How to Style the Legend Title, Text and Key

The styling of legend title, text, key and the guide can also be adjusted. The legend’s key is a figure like element, so it has to be set usingelement_rect()function.

# Base Plot
gg <- ggplot(midwest, aes(x=area, y=poptotal)) + 
  geom_point(aes(col=state, size=popdensity)) + 
  geom_smooth(method="loess", se=F) + xlim(c(0, 0.1)) + ylim(c(0, 500000)) + 
  labs(title="Area Vs Population", y="Population", x="Area", caption="Source: midwest")

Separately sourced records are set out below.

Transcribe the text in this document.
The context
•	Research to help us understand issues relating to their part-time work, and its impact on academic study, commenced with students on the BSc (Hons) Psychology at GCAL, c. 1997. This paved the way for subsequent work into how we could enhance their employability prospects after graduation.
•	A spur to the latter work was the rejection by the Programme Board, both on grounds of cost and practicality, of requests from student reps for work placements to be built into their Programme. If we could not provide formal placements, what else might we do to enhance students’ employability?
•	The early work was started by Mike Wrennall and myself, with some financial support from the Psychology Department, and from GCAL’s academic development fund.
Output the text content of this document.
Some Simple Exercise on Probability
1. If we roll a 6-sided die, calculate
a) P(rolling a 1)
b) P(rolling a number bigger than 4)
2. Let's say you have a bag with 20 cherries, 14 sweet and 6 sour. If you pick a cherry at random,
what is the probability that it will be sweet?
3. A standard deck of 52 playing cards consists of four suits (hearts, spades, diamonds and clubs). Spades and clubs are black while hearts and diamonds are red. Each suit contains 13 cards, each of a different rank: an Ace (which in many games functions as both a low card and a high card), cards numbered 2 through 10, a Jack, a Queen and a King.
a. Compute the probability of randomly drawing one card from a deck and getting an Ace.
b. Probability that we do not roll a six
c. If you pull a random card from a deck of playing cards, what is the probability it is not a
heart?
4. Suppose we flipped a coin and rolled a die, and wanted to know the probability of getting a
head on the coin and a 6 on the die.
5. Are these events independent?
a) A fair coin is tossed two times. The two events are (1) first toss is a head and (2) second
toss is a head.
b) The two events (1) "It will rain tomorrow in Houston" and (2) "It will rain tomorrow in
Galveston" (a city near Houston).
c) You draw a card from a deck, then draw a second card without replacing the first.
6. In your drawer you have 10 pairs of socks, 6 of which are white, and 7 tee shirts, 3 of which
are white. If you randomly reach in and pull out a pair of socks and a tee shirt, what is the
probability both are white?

gg + theme(legend.title = element_text(size=12, color = "firebrick"), 
           legend.text = element_text(size=10),
           legend.key=element_rect(fill='springgreen')) + 
  guides(colour = guide_legend(override.aes = list(size=2, stroke=1.5))) 
## Warning: Removed 15 rows containing non-finite values (stat_smooth).
## Warning: Removed 15 rows containing missing values (geom_point).

Faceting : Drawing multiple plots within one figure.

Let us use mpg dataset for this operation in ggplot

data(mpg, package="ggplot2")  # load data
# mpg <- read.csv("http://goo.gl/uEeRGu")  # alt data source

g <- ggplot(mpg, aes(x=displ, y=hwy)) + 
      geom_point() + 
      labs(title="hwy vs displ", caption = "Source: mpg") +
      geom_smooth(method="lm", se=FALSE) + 
      theme_bw()  # apply bw theme
plot(g)

We have a simple chart of highway mileage (hwy) against the engine displacement (displ) for the whole dataset. But what if you want to study how this relationship varies for different classes of vehicles?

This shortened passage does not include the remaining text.